BBKSDA Jawa Timur berkomitmen bersama masyarakat dan mitra/stakeholder bahwa dibu­tuhkan pemenuhan sarana prasarana, peningkatan kompetensi petugas di setiap sektor (pemandu dan penyedia jasa lainnya), adanya manajemen pengunjung (on-line ticket, SOP pendakian, Ijen Rijik, promosi yang optimal via digital salah satunya dengan memanfaatkan media sosial), serta usulan perubahan peraturan/kebijakan.

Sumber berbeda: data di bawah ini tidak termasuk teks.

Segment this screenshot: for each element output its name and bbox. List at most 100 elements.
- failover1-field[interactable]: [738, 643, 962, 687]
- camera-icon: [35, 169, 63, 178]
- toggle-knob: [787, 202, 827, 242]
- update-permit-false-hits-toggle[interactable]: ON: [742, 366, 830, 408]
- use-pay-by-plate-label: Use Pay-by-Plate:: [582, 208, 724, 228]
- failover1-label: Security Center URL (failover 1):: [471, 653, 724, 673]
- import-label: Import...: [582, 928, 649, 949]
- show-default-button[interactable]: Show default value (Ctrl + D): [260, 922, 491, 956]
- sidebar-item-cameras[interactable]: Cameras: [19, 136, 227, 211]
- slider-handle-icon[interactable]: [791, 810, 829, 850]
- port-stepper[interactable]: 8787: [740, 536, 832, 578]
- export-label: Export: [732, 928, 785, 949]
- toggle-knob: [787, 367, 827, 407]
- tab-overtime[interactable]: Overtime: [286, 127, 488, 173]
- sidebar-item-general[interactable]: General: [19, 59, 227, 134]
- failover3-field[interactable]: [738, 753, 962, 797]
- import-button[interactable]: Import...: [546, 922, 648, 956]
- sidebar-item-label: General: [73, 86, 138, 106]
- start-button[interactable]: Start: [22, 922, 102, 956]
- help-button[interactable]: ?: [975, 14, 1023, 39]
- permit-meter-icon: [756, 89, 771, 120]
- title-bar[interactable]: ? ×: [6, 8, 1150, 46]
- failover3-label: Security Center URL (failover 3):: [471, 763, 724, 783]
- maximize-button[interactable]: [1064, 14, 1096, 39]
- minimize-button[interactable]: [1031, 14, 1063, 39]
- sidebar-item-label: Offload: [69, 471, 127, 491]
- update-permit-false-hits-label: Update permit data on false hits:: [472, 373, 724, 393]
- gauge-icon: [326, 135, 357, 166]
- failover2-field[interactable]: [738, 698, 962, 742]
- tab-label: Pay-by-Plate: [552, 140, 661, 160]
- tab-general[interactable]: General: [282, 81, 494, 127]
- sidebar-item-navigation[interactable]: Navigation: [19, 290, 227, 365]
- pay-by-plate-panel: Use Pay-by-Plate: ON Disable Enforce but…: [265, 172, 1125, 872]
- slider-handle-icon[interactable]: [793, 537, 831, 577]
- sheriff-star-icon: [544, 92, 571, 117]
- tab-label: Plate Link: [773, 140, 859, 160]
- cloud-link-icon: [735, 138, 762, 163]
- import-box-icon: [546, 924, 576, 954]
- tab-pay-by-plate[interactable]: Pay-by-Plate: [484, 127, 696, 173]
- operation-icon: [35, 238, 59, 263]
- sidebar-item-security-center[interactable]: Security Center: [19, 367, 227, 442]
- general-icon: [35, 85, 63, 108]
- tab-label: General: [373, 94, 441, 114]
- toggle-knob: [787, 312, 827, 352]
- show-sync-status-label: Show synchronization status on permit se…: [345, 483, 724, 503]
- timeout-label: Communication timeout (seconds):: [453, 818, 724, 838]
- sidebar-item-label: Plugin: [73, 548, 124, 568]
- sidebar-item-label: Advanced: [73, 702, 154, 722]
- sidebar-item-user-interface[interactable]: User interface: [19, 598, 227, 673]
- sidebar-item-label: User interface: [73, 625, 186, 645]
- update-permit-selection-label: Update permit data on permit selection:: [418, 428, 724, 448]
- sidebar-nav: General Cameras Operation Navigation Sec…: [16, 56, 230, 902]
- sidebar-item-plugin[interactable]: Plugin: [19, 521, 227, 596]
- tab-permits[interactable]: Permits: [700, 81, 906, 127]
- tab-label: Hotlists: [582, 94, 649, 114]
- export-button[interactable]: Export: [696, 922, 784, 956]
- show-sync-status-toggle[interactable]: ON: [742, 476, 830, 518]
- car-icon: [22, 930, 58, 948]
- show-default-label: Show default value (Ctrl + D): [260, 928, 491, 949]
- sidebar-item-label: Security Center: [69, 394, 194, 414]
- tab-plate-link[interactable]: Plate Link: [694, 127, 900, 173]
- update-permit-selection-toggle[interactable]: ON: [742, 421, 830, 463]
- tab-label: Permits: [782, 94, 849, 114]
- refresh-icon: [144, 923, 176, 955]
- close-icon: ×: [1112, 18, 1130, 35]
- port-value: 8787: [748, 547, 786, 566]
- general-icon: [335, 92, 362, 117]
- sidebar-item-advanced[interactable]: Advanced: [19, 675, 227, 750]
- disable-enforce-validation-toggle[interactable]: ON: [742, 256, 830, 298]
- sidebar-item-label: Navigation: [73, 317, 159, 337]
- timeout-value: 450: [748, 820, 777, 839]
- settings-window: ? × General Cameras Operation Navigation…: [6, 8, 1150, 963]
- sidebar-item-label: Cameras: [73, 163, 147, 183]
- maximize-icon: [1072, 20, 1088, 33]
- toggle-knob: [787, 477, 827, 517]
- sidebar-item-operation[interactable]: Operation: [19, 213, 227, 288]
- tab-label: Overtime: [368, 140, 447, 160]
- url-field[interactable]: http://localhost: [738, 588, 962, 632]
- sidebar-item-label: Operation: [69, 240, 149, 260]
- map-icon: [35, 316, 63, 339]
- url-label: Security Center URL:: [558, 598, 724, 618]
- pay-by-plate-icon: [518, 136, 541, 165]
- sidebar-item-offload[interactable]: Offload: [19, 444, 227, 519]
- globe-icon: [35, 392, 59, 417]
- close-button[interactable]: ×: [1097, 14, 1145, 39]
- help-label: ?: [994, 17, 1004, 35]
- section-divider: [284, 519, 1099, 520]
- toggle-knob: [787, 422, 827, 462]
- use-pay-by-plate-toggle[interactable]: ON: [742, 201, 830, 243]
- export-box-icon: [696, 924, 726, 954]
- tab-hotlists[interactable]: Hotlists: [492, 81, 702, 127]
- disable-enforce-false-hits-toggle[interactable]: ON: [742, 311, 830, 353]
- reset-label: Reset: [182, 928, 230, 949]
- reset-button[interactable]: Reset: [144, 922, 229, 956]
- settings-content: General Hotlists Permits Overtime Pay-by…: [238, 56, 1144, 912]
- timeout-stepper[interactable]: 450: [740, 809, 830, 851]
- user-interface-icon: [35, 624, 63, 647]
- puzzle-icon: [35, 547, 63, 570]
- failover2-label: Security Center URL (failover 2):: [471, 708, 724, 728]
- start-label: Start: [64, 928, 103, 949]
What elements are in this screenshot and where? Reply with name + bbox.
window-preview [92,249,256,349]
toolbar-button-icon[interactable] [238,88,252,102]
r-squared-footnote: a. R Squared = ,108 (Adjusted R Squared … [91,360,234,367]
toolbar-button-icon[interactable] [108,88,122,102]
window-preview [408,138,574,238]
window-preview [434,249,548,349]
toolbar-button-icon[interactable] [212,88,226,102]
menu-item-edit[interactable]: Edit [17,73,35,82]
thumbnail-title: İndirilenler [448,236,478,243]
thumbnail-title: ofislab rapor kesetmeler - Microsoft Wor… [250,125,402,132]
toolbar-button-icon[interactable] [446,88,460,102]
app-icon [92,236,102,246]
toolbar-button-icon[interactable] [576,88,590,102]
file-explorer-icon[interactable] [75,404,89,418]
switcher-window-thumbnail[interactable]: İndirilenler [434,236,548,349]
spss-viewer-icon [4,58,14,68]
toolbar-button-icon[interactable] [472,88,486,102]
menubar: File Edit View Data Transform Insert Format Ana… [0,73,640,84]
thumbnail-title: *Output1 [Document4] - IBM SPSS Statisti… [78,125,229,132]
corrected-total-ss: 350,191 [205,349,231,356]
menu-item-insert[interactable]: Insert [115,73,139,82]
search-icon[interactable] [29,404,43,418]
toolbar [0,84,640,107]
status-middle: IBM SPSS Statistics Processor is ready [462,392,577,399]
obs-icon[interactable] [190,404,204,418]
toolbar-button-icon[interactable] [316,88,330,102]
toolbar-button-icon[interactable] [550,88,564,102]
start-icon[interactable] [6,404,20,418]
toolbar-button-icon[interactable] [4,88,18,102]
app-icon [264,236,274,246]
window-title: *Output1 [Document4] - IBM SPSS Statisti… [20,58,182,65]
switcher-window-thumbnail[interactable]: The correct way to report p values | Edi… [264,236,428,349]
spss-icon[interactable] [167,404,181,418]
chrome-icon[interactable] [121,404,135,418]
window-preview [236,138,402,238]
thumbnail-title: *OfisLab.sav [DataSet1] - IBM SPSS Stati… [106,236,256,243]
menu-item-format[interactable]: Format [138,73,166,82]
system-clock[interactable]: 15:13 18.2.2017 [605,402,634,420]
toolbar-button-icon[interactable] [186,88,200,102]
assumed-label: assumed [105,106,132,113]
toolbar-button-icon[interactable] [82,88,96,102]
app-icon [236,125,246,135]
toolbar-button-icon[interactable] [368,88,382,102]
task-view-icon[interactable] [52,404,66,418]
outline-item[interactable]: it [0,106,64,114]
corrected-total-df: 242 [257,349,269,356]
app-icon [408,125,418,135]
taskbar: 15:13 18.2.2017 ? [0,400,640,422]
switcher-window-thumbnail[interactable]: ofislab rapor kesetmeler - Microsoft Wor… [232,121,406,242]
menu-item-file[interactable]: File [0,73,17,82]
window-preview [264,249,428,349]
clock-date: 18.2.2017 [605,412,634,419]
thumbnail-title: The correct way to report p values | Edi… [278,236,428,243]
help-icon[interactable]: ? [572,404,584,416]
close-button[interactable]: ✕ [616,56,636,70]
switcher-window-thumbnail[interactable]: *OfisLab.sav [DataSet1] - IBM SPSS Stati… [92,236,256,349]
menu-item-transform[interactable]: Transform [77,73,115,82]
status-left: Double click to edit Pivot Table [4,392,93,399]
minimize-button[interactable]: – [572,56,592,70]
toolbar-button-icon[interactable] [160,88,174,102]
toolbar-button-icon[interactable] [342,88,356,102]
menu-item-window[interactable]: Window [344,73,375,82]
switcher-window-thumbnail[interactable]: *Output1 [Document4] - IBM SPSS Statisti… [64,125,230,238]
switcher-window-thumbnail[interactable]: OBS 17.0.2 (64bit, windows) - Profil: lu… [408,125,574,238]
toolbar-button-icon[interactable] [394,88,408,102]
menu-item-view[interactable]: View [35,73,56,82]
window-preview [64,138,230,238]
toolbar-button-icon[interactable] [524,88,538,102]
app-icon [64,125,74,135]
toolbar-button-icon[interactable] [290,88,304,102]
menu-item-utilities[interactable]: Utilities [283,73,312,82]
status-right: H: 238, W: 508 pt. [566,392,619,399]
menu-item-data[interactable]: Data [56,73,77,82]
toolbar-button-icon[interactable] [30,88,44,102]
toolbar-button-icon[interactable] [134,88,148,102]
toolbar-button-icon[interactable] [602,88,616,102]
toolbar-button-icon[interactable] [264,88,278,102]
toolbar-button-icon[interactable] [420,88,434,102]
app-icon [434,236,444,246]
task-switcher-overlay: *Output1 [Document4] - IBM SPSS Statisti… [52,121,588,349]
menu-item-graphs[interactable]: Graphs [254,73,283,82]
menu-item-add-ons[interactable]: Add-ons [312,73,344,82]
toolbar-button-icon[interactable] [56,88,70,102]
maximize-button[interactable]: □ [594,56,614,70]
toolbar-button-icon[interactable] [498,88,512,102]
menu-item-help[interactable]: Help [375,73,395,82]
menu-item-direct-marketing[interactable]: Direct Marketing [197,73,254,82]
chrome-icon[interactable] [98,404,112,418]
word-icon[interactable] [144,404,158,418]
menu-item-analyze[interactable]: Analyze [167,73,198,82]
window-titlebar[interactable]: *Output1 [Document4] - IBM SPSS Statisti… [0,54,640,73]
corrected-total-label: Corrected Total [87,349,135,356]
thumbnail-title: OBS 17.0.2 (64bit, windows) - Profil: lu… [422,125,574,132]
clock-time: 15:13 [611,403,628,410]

Sejalan dengan hal tersebut, Tim Percepatan Pengembangan Ekowisata mendorong pem­bangunan sarana, salah satunya akan menghadir­kan fasilitas cable car. Sesuai dengan ketentuan pengelolaan TWA, Kawah Ijen terbagi atas beberapa blok, yaitu lindung, rehabilitasi, dan pemanfaatan. Kegiatan wisata dilakukan di blok pemanfaatan yang salah satunya adalah di wilayah Paltuding.  Blok pemanfaatan terbagi menjadi ruang publik yang digunakan untuk sarana dan prasarana umum dan ruang usaha yang dapat dikelola untuk izin usaha pengelolaan jasa sarana wisata alam oleh swasta. Cable car ini sudah sejak awal dikomunikasikan akan berada di ruang usaha.

Pemanfaatan teknologi digital juga diharapkan dapat menjadi alat yang sangat membantu dalam mempromosikan pariwisata alam Indonesia, selain via media sosial yang dimiliki oleh masing-masing destinasi wisata alam, Direktorat  Pemanfaatan Jasa Lingkungan Hutan Konservasi (PJLHK) misalnya telah menghadirkan aplikasi Android “Wisata Alam Indonesia”. [ACH]

Foto: dokumen Kementerian Pariwisata

Artikel ini terbit di Harian Kompas edisi 3 November 2018.